An experienced biographer of British and Russian royals, Helen Rappaport presents us with the short, happy lives of the daughters of Russian Czar Nicholas II – four sheltered, earnest girls who never harmed a fly. Their little brother, Alexey, next in line to be czar, was the only other child the girls ever really knew: “The extraordinary closeness and self-sufficiency that was the mark of the four Romanov sisters persisted, as too their touchingly childlike innocence about the world.
But it was a strange hothouse atmosphere in which to grow up,” writes Rappaport in The Romanov Sisters: The Lost Lives of the Daughters of Nicholas and Alexandra.
Because assassinations of Russian government officials were not uncommon during Nicholas’s reign, which began in 1894, security was tight, and the czar and his family retreated from the public: “As a result, the Russian people, as one London paper observed, had absolutely no sense of the ‘sweet family life’ of their tsar and tsaritsa.’ ”
In their time, Olga, Tatiana, Maria, and Anastasia were depicted in international accounts as a cute, indistinguishable quartet. But Rappaport brings out each one’s character and does it neatly, with a fine touch. The only occasionally unsympathetic member of the czar’s family is Czarina Alexandra, who, though a loving and engaged mother, seems to have been a hypochondriac who spent long periods in bed.
Nicholas was stubborn about maintaining his power but apparently not skillful at using it. Rappaport’s focus, however, is on the arena in which he excelled: “History may have condemned him many times over for being a weak and reactionary tsar, but he was, without doubt, the most exemplary of royal fathers.” (Rappaport is mum, for the most part, about the frustration and anger that Nicholas’s repressive measures created, preferring that we blame wily charlatan Rasputin.)
While we know that the family’s fate will be tragic, the girls don’t, and Rappaport, with a light hand and admiring eyes, allows the four Grand Duchesses to grow on us as they grow up. When World War I erupted in 1914, the two eldest girls, Olga and Tatiana (then 19 and 17, respectively), took up nursing: “The Romanov sisters and their mother were not spared any of the shock of their first confrontation with the suffering of the wounded.... [T]hey were thrown in at the deep end, dealing with men who arrived ‘dirty, bloodstained and suffering’ ” and yet they took it well.

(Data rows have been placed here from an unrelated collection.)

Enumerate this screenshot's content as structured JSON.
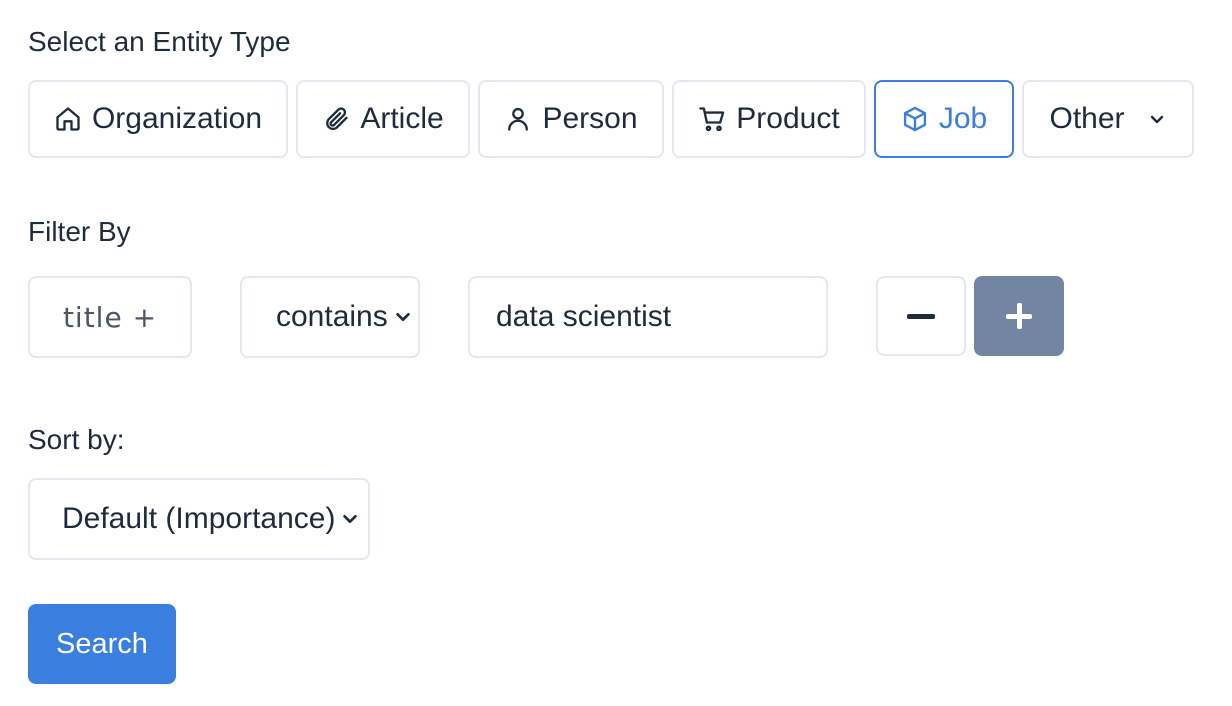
{
  "entity_section": {
    "label": "Select an Entity Type",
    "options": [
      {
        "label": "Organization",
        "icon": "home-icon"
      },
      {
        "label": "Article",
        "icon": "paperclip-icon"
      },
      {
        "label": "Person",
        "icon": "user-icon"
      },
      {
        "label": "Product",
        "icon": "cart-icon"
      },
      {
        "label": "Job",
        "icon": "box-icon",
        "selected": true
      },
      {
        "label": "Other",
        "icon": "chevron-down-icon"
      }
    ]
  },
  "filter_section": {
    "label": "Filter By",
    "field_label": "title +",
    "operator_value": "contains",
    "value": "data scientist",
    "remove_symbol": "−",
    "add_symbol": "+"
  },
  "sort_section": {
    "label": "Sort by:",
    "selected": "Default (Importance)"
  },
  "search_button": {
    "label": "Search"
  },
  "colors": {
    "accent": "#3a7ee0",
    "border": "#e3e7ef",
    "text": "#1e2b3d",
    "plus_button_bg": "#7286a4"
  }
}
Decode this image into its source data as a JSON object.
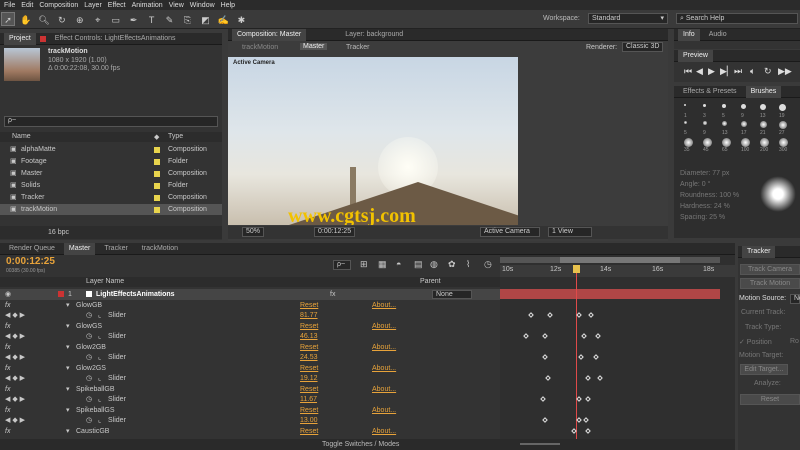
{
  "menu": [
    "File",
    "Edit",
    "Composition",
    "Layer",
    "Effect",
    "Animation",
    "View",
    "Window",
    "Help"
  ],
  "toolbar": {
    "workspace_label": "Workspace:",
    "workspace_value": "Standard",
    "search_placeholder": "Search Help"
  },
  "project": {
    "tabs": [
      "Project",
      "Effect Controls: LightEffectsAnimations"
    ],
    "item_name": "trackMotion",
    "item_size": "1080 x 1920 (1.00)",
    "item_time": "Δ 0:00:22:08, 30.00 fps",
    "search": "ρ~",
    "col_name": "Name",
    "col_type": "Type",
    "items": [
      {
        "name": "alphaMatte",
        "type": "Composition",
        "color": "#e8d44d"
      },
      {
        "name": "Footage",
        "type": "Folder",
        "color": "#e8d44d"
      },
      {
        "name": "Master",
        "type": "Composition",
        "color": "#e8d44d"
      },
      {
        "name": "Solids",
        "type": "Folder",
        "color": "#e8d44d"
      },
      {
        "name": "Tracker",
        "type": "Composition",
        "color": "#e8d44d"
      },
      {
        "name": "trackMotion",
        "type": "Composition",
        "color": "#e8d44d"
      }
    ],
    "bpc": "16 bpc"
  },
  "comp": {
    "tab": "Composition: Master",
    "layer_tab": "Layer: background",
    "flow": [
      "trackMotion",
      "Master",
      "Tracker"
    ],
    "renderer_label": "Renderer:",
    "renderer_value": "Classic 3D",
    "camera_label": "Active Camera",
    "zoom": "50%",
    "timecode": "0:00:12:25",
    "camera": "Active Camera",
    "views": "1 View",
    "watermark": "www.cgtsj.com"
  },
  "right": {
    "info_tabs": [
      "Info",
      "Audio"
    ],
    "preview": "Preview",
    "fx_tabs": [
      "Effects & Presets",
      "Brushes"
    ],
    "brush_nums": [
      "1",
      "3",
      "5",
      "9",
      "13",
      "19",
      "5",
      "9",
      "13",
      "17",
      "21",
      "27",
      "35",
      "45",
      "65",
      "100",
      "200",
      "300"
    ],
    "brush_props": [
      "Diameter: 77 px",
      "Angle: 0 °",
      "Roundness: 100 %",
      "Hardness: 24 %",
      "Spacing: 25 %"
    ]
  },
  "timeline": {
    "tabs": [
      "Render Queue",
      "Master",
      "Tracker",
      "trackMotion"
    ],
    "time": "0:00:12:25",
    "time_sub": "00385 (30.00 fps)",
    "search": "ρ~",
    "col_layer": "Layer Name",
    "col_parent": "Parent",
    "ruler": [
      "10s",
      "12s",
      "14s",
      "16s",
      "18s"
    ],
    "layer_num": "1",
    "layer_name": "LightEffectsAnimations",
    "parent_value": "None",
    "rows": [
      {
        "name": "GlowGB",
        "slider": "Slider",
        "value": "81.77"
      },
      {
        "name": "GlowGS",
        "slider": "Slider",
        "value": "46.13"
      },
      {
        "name": "Glow2GB",
        "slider": "Slider",
        "value": "24.53"
      },
      {
        "name": "Glow2GS",
        "slider": "Slider",
        "value": "19.12"
      },
      {
        "name": "SpikeballGB",
        "slider": "Slider",
        "value": "11.67"
      },
      {
        "name": "SpikeballGS",
        "slider": "Slider",
        "value": "13.00"
      },
      {
        "name": "CausticGB",
        "slider": "Slider",
        "value": ""
      }
    ],
    "reset": "Reset",
    "about": "About...",
    "fx": "fx",
    "toggle": "Toggle Switches / Modes"
  },
  "tracker": {
    "title": "Tracker",
    "track_camera": "Track Camera",
    "track_motion": "Track Motion",
    "motion_source": "Motion Source:",
    "motion_source_value": "No",
    "current_track": "Current Track:",
    "track_type": "Track Type:",
    "position": "✓ Position",
    "rotation": "Ro",
    "motion_target": "Motion Target:",
    "edit_target": "Edit Target...",
    "analyze": "Analyze:",
    "reset": "Reset"
  }
}
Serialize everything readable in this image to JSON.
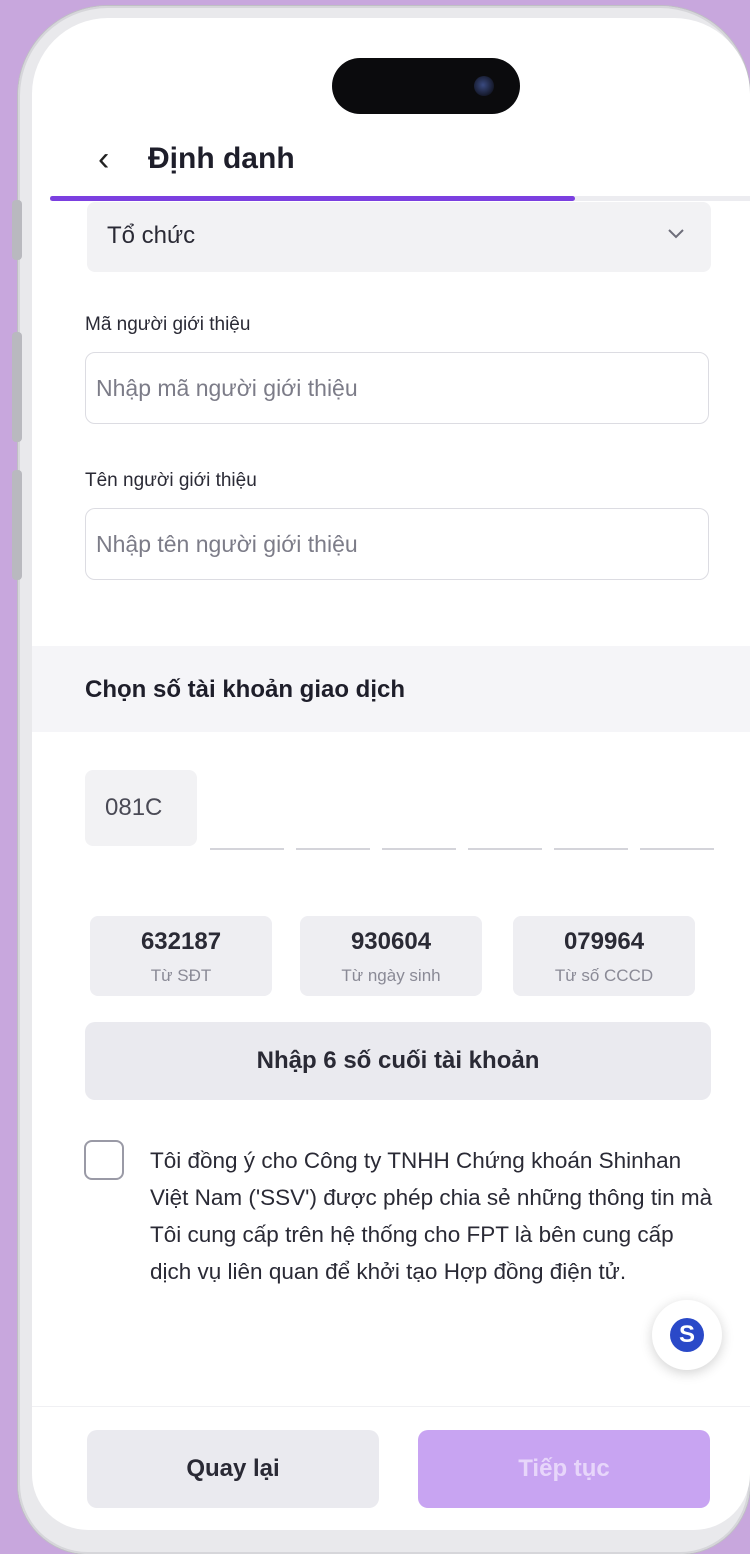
{
  "header": {
    "back_icon": "chevron-left-icon",
    "back_glyph": "‹",
    "title": "Định danh"
  },
  "customer_type": {
    "value": "Tổ chức",
    "icon": "chevron-down-icon"
  },
  "referrer_code": {
    "label": "Mã người giới thiệu",
    "placeholder": "Nhập mã người giới thiệu",
    "value": ""
  },
  "referrer_name": {
    "label": "Tên người giới thiệu",
    "placeholder": "Nhập tên người giới thiệu",
    "value": ""
  },
  "account_section": {
    "title": "Chọn số tài khoản giao dịch",
    "prefix": "081C",
    "digits": [
      "",
      "",
      "",
      "",
      "",
      ""
    ],
    "suggestions": [
      {
        "number": "632187",
        "source": "Từ SĐT"
      },
      {
        "number": "930604",
        "source": "Từ ngày sinh"
      },
      {
        "number": "079964",
        "source": "Từ số CCCD"
      }
    ],
    "enter_last6_label": "Nhập 6 số cuối tài khoản"
  },
  "consent": {
    "checked": false,
    "text": "Tôi đồng ý cho Công ty TNHH Chứng khoán Shinhan Việt Nam ('SSV') được phép chia sẻ những thông tin mà Tôi cung cấp trên hệ thống cho FPT là bên cung cấp dịch vụ liên quan để khởi tạo Hợp đồng điện tử."
  },
  "fab": {
    "icon": "shinhan-logo-icon",
    "glyph": "S"
  },
  "footer": {
    "back_label": "Quay lại",
    "next_label": "Tiếp tục"
  },
  "colors": {
    "accent": "#7b3fe0",
    "next_disabled_bg": "#c8a4f2",
    "background": "#c8a7dd"
  },
  "progress": {
    "fraction": 0.75
  }
}
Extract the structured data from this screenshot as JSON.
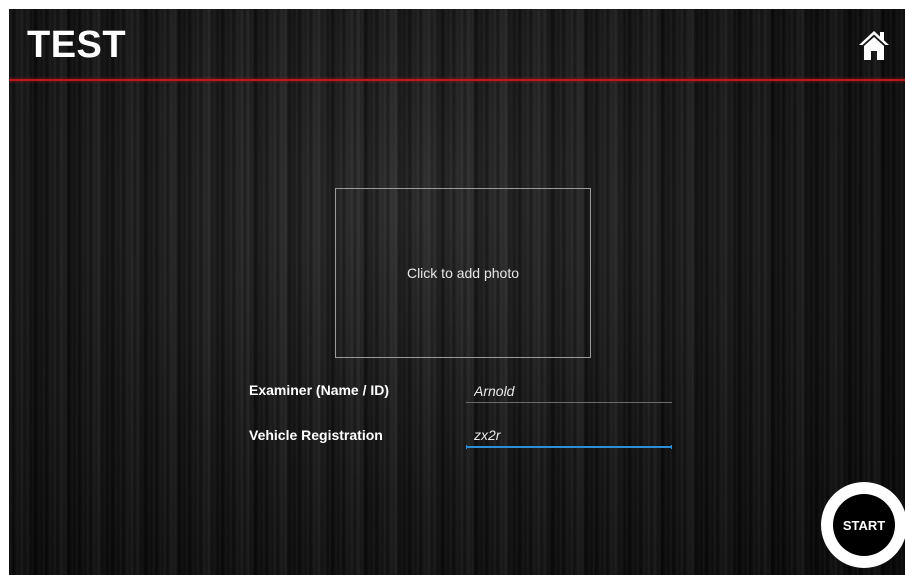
{
  "header": {
    "title": "TEST",
    "home_icon": "home-icon"
  },
  "photo": {
    "label": "Click to add photo"
  },
  "form": {
    "examiner": {
      "label": "Examiner (Name / ID)",
      "value": "Arnold"
    },
    "vehicle": {
      "label": "Vehicle Registration",
      "value": "zx2r"
    }
  },
  "actions": {
    "start_label": "START"
  },
  "colors": {
    "accent_red": "#c0161b",
    "focus_blue": "#2a8fd6",
    "background": "#0d0d0d"
  }
}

Variably rambunctious, moody, cute, and hardy, the girls invited the sympathy of those who met them, particularly after the family was taken captive and stripped of their privileges in 1917. “‘The family is bearing everything with great sangfroid and courage,’ ” reported an aide of Nicholas’s in Tobolsk, where they spent several months: “ ‘They apparently adapt to circumstances easily, or at least pretend to, and do not complain after all their previous luxury.’ ”
An engineer in Ekaterinburg, the family’s final stop in captivity, had hated the sisters for their position, yet relented when he saw them in person: “ ‘It felt that my eyes met those of the three unfortunate young women [Maria was captive elsewhere in town, accompanying her parents] just for a moment and that when they did I reached into the depths of their martyred souls, as it were, and I was overwhelmed by pity for them – me, a confirmed revolutionary.’ ”
When White Army forces began making a move toward Ekaterinberg, the Red revolutionaries there had the ex-czar and his family murdered on July 17, 1918, in the name of order and in the spirit of vengeance.
Bob Blaisdell reviews books on Russian history and literature.